5 Things You Need to Know About Nerve Blocks
What is a Nerve Block?
A nerve block procedure is a treatment regimen where a concoction of effective drugs is injected just below the myelin sheath of the nerve root. The drugs used are a combination of steroids (which are anti-inflammatory and relieve pressure and swelling), and local anesthetics (which numb the area and relieve pain temporarily).
What are Nerve Blocks used for?
Nerve blocks are mainly used for:
- To diagnose the source of pain. Fluoroscopic examination during the procedure reveals the medication’s travel pathway and its target, which identifies the nerve ending(s) responsible for causing pain.
- To provide temporary relief for chronic pain (which will last for a couple of months). The combination of steroids used stays in the patient’s system for months once injected, and continues to alleviate pain.
Tackling the fear of procedure
Nerve blocks are a near painless procedure that takes 20-30 minutes to complete. Patients are required to stay awake for the length of the process as they need to report if they feel any sudden increase in pain during the procedure. The entire procedure consists of only two injections.
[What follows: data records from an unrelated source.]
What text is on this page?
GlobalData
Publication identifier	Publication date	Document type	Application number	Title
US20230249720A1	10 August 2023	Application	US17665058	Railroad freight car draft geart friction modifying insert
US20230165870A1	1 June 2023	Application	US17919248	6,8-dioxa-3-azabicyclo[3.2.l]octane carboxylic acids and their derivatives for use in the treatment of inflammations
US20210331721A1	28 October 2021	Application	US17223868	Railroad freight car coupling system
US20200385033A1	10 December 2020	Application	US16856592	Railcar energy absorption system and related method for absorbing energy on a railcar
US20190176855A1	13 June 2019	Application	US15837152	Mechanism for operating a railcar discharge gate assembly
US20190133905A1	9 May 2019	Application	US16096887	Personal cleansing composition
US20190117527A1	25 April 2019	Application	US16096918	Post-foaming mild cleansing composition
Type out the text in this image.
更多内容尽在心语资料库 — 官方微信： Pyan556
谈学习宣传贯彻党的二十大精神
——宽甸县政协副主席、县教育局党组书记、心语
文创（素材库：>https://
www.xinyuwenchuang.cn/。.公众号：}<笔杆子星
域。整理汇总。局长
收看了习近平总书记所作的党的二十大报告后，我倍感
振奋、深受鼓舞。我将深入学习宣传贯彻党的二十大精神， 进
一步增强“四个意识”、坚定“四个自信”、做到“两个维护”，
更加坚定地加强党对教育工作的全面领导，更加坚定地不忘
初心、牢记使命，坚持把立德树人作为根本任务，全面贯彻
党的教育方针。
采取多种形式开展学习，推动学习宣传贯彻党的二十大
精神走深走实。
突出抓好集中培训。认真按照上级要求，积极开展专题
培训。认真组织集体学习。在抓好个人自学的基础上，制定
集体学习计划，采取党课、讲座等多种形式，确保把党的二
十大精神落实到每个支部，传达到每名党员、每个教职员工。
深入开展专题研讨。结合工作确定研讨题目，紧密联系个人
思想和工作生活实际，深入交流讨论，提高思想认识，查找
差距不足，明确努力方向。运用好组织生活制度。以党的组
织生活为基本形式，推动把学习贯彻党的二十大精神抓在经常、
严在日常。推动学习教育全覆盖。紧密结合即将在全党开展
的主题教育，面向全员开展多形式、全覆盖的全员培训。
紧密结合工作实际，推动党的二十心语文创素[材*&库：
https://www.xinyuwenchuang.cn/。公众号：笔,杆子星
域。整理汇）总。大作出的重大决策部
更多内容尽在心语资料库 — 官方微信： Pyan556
The first injection involves injecting the contrast material into the patient to track the medication pathway. The second injection releases the drug itself in the nerve sheath, which provides instant relief.
How to deal with post procedure soreness?
Because the steroids in the medication take 3-5 days to take effect, many patients report soreness following the procedure. Doctors usually prescribe appropriate medication which can alleviate the increased pain sensation until the steroids take effect.
Every patient responds differently
Even though the average length of steroid response time is 3 days, the steroids may begin to act sooner in one patient’s body, and may not be effective in another patient until 5 days later. This incongruence has nothing to do with the procedure or the quality of drugs used but instead varies from patient to patient.
Medical history and informed injection frequency
If the procedure is successful and alleviates pain, it may be repeated for the patient once the chronic pain starts re-emerging. The procedure is not too risky so it can be repeated many times in one’s lifetime, but experts agree not to perform the procedure more than three times in one year.